L'Assommoir
L'Assommoir (paragraphe n°807)
Partie : Préface de l'auteur, chapitre V
Gervaise s'était calmée, toute refroidie par les figures en coin de rue des Lorilleux. Elle n'avait jamais mis les pieds chez eux sans éprouver un malaise. Les yeux à terre, sur les losanges de la claie de bois, où tombaient les déchets d'or, elles s'expliquaient maintenant d'un air raisonnable. Maman Coupeau avait trois enfants ; si chacun donnait cent sous, ça ne ferait que quinze francs, et vraiment ce n'était pas assez, on ne pouvait pas vivre avec ça ; il fallait au moins tripler la somme. Mais Lorilleux se récriait. Où voulait-on qu'il volât quinze francs par mois ? Les gens étaient drôles, on le croyait riche parce qu'il avait de l'or chez lui. Puis, il tapait sur maman Coupeau : elle ne voulait pas se passer de café le matin, elle buvait la goutte, elle montrait les exigences d'une personne qui aurait eu de la fortune. Parbleu ! tout le monde aimait ses aises ; mais, n'est-ce pas ? quand on n'avait pas su mettre un sou de côté, on faisait comme les camarades, on se serrait le ventre.
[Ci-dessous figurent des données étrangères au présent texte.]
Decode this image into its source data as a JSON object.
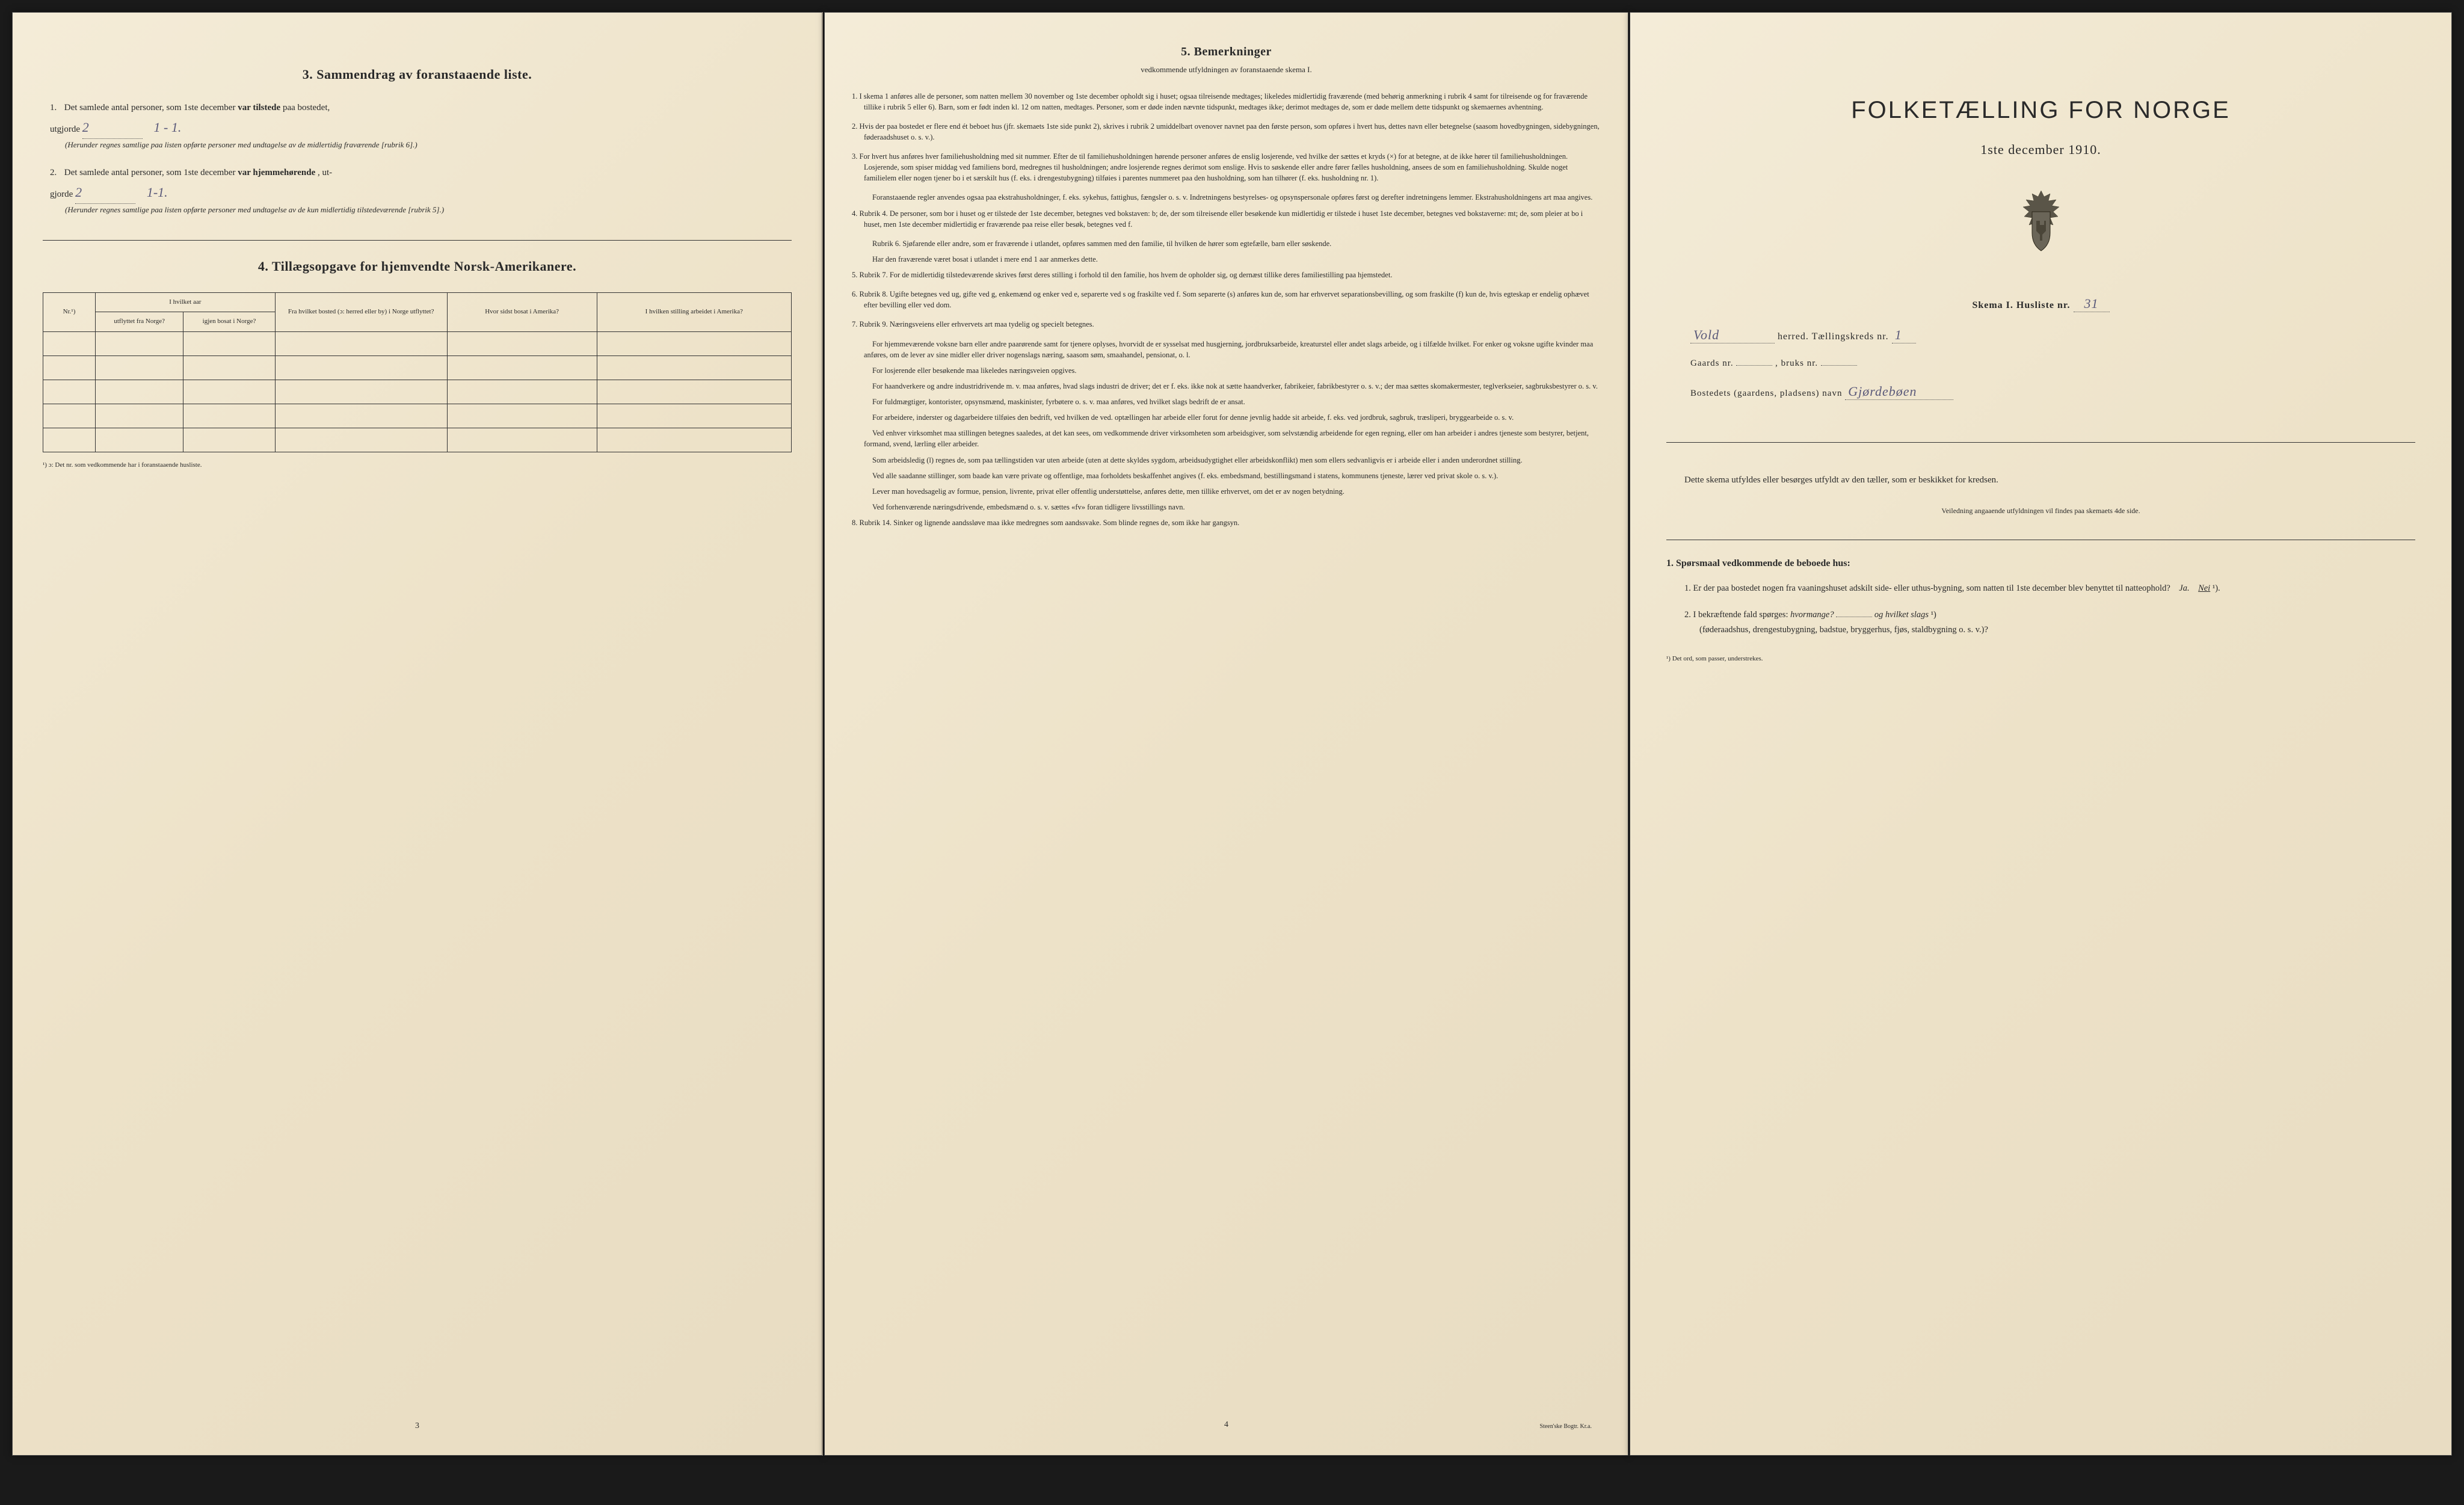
{
  "page3": {
    "section3": {
      "title": "3.   Sammendrag av foranstaaende liste.",
      "item1": {
        "num": "1.",
        "text_a": "Det samlede antal personer, som 1ste december ",
        "text_b": "var tilstede",
        "text_c": " paa bostedet,",
        "utgjorde_label": "utgjorde",
        "value": "2",
        "subvalue": "1 - 1.",
        "note": "(Herunder regnes samtlige paa listen opførte personer med undtagelse av de midlertidig fraværende [rubrik 6].)"
      },
      "item2": {
        "num": "2.",
        "text_a": "Det samlede antal personer, som 1ste december ",
        "text_b": "var hjemmehørende",
        "text_c": ", ut-",
        "gjorde_label": "gjorde",
        "value": "2",
        "subvalue": "1-1.",
        "note": "(Herunder regnes samtlige paa listen opførte personer med undtagelse av de kun midlertidig tilstedeværende [rubrik 5].)"
      }
    },
    "section4": {
      "title": "4.   Tillægsopgave for hjemvendte Norsk-Amerikanere.",
      "headers": {
        "nr": "Nr.¹)",
        "col1": "I hvilket aar utflyttet fra Norge?",
        "col2": "I hvilket aar igjen bosat i Norge?",
        "col3": "Fra hvilket bosted (ɔ: herred eller by) i Norge utflyttet?",
        "col4": "Hvor sidst bosat i Amerika?",
        "col5": "I hvilken stilling arbeidet i Amerika?"
      },
      "footnote": "¹) ɔ: Det nr. som vedkommende har i foranstaaende husliste."
    },
    "page_num": "3"
  },
  "page4": {
    "title": "5.   Bemerkninger",
    "subtitle": "vedkommende utfyldningen av foranstaaende skema I.",
    "items": [
      {
        "num": "1.",
        "text": "I skema 1 anføres alle de personer, som natten mellem 30 november og 1ste december opholdt sig i huset; ogsaa tilreisende medtages; likeledes midlertidig fraværende (med behørig anmerkning i rubrik 4 samt for tilreisende og for fraværende tillike i rubrik 5 eller 6). Barn, som er født inden kl. 12 om natten, medtages. Personer, som er døde inden nævnte tidspunkt, medtages ikke; derimot medtages de, som er døde mellem dette tidspunkt og skemaernes avhentning."
      },
      {
        "num": "2.",
        "text": "Hvis der paa bostedet er flere end ét beboet hus (jfr. skemaets 1ste side punkt 2), skrives i rubrik 2 umiddelbart ovenover navnet paa den første person, som opføres i hvert hus, dettes navn eller betegnelse (saasom hovedbygningen, sidebygningen, føderaadshuset o. s. v.)."
      },
      {
        "num": "3.",
        "text": "For hvert hus anføres hver familiehusholdning med sit nummer. Efter de til familiehusholdningen hørende personer anføres de enslig losjerende, ved hvilke der sættes et kryds (×) for at betegne, at de ikke hører til familiehusholdningen. Losjerende, som spiser middag ved familiens bord, medregnes til husholdningen; andre losjerende regnes derimot som enslige. Hvis to søskende eller andre fører fælles husholdning, ansees de som en familiehusholdning. Skulde noget familielem eller nogen tjener bo i et særskilt hus (f. eks. i drengestubygning) tilføies i parentes nummeret paa den husholdning, som han tilhører (f. eks. husholdning nr. 1)."
      },
      {
        "num": "",
        "text": "Foranstaaende regler anvendes ogsaa paa ekstrahusholdninger, f. eks. sykehus, fattighus, fængsler o. s. v. Indretningens bestyrelses- og opsynspersonale opføres først og derefter indretningens lemmer. Ekstrahusholdningens art maa angives."
      },
      {
        "num": "4.",
        "text": "Rubrik 4. De personer, som bor i huset og er tilstede der 1ste december, betegnes ved bokstaven: b; de, der som tilreisende eller besøkende kun midlertidig er tilstede i huset 1ste december, betegnes ved bokstaverne: mt; de, som pleier at bo i huset, men 1ste december midlertidig er fraværende paa reise eller besøk, betegnes ved f."
      },
      {
        "num": "",
        "text": "Rubrik 6. Sjøfarende eller andre, som er fraværende i utlandet, opføres sammen med den familie, til hvilken de hører som egtefælle, barn eller søskende."
      },
      {
        "num": "",
        "text": "Har den fraværende været bosat i utlandet i mere end 1 aar anmerkes dette."
      },
      {
        "num": "5.",
        "text": "Rubrik 7. For de midlertidig tilstedeværende skrives først deres stilling i forhold til den familie, hos hvem de opholder sig, og dernæst tillike deres familiestilling paa hjemstedet."
      },
      {
        "num": "6.",
        "text": "Rubrik 8. Ugifte betegnes ved ug, gifte ved g, enkemænd og enker ved e, separerte ved s og fraskilte ved f. Som separerte (s) anføres kun de, som har erhvervet separationsbevilling, og som fraskilte (f) kun de, hvis egteskap er endelig ophævet efter bevilling eller ved dom."
      },
      {
        "num": "7.",
        "text": "Rubrik 9. Næringsveiens eller erhvervets art maa tydelig og specielt betegnes."
      },
      {
        "num": "",
        "text": "For hjemmeværende voksne barn eller andre paarørende samt for tjenere oplyses, hvorvidt de er sysselsat med husgjerning, jordbruksarbeide, kreaturstel eller andet slags arbeide, og i tilfælde hvilket. For enker og voksne ugifte kvinder maa anføres, om de lever av sine midler eller driver nogenslags næring, saasom søm, smaahandel, pensionat, o. l."
      },
      {
        "num": "",
        "text": "For losjerende eller besøkende maa likeledes næringsveien opgives."
      },
      {
        "num": "",
        "text": "For haandverkere og andre industridrivende m. v. maa anføres, hvad slags industri de driver; det er f. eks. ikke nok at sætte haandverker, fabrikeier, fabrikbestyrer o. s. v.; der maa sættes skomakermester, teglverkseier, sagbruksbestyrer o. s. v."
      },
      {
        "num": "",
        "text": "For fuldmægtiger, kontorister, opsynsmænd, maskinister, fyrbøtere o. s. v. maa anføres, ved hvilket slags bedrift de er ansat."
      },
      {
        "num": "",
        "text": "For arbeidere, inderster og dagarbeidere tilføies den bedrift, ved hvilken de ved. optællingen har arbeide eller forut for denne jevnlig hadde sit arbeide, f. eks. ved jordbruk, sagbruk, træsliperi, bryggearbeide o. s. v."
      },
      {
        "num": "",
        "text": "Ved enhver virksomhet maa stillingen betegnes saaledes, at det kan sees, om vedkommende driver virksomheten som arbeidsgiver, som selvstændig arbeidende for egen regning, eller om han arbeider i andres tjeneste som bestyrer, betjent, formand, svend, lærling eller arbeider."
      },
      {
        "num": "",
        "text": "Som arbeidsledig (l) regnes de, som paa tællingstiden var uten arbeide (uten at dette skyldes sygdom, arbeidsudygtighet eller arbeidskonflikt) men som ellers sedvanligvis er i arbeide eller i anden underordnet stilling."
      },
      {
        "num": "",
        "text": "Ved alle saadanne stillinger, som baade kan være private og offentlige, maa forholdets beskaffenhet angives (f. eks. embedsmand, bestillingsmand i statens, kommunens tjeneste, lærer ved privat skole o. s. v.)."
      },
      {
        "num": "",
        "text": "Lever man hovedsagelig av formue, pension, livrente, privat eller offentlig understøttelse, anføres dette, men tillike erhvervet, om det er av nogen betydning."
      },
      {
        "num": "",
        "text": "Ved forhenværende næringsdrivende, embedsmænd o. s. v. sættes «fv» foran tidligere livsstillings navn."
      },
      {
        "num": "8.",
        "text": "Rubrik 14. Sinker og lignende aandssløve maa ikke medregnes som aandssvake. Som blinde regnes de, som ikke har gangsyn."
      }
    ],
    "page_num": "4",
    "printer": "Steen'ske Bogtr. Kr.a."
  },
  "page_right": {
    "main_title": "FOLKETÆLLING FOR NORGE",
    "date": "1ste december 1910.",
    "skema_label": "Skema I.   Husliste nr.",
    "skema_value": "31",
    "herred_value": "Vold",
    "herred_label": "herred.   Tællingskreds nr.",
    "kreds_value": "1",
    "gaards_label": "Gaards nr.",
    "bruks_label": ", bruks nr.",
    "bosted_label": "Bostedets (gaardens, pladsens) navn",
    "bosted_value": "Gjørdebøen",
    "description": "Dette skema utfyldes eller besørges utfyldt av den tæller, som er beskikket for kredsen.",
    "veiledning": "Veiledning angaaende utfyldningen vil findes paa skemaets 4de side.",
    "questions_title": "1. Spørsmaal vedkommende de beboede hus:",
    "q1": {
      "num": "1.",
      "text": "Er der paa bostedet nogen fra vaaningshuset adskilt side- eller uthus-bygning, som natten til 1ste december blev benyttet til natteophold?",
      "ja": "Ja.",
      "nei": "Nei",
      "sup": "¹)."
    },
    "q2": {
      "num": "2.",
      "text_a": "I bekræftende fald spørges: ",
      "text_b": "hvormange?",
      "text_c": " og hvilket slags",
      "sup": "¹)",
      "text_d": "(føderaadshus, drengestubygning, badstue, bryggerhus, fjøs, staldbygning o. s. v.)?"
    },
    "footnote": "¹) Det ord, som passer, understrekes."
  },
  "colors": {
    "paper": "#ede2c8",
    "paper_light": "#f4ecd8",
    "paper_dark": "#e8dcc2",
    "ink": "#2a2a2a",
    "handwriting": "#5b5a7a",
    "bg": "#1a1a1a"
  }
}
D'ailleurs, mamanCoupeau n'était pas d'un âge à ne plus travailler ; elle y voyait encore joliment clair quand il s'agissait de piquer un bon morceau au fond du plat ; enfin, c'était une vieille rouée, elle rêvait de se dorloter. Même s'il en avait eu les moyens, il aurait cru mal agir en entretenant quelqu'un dans la paresse.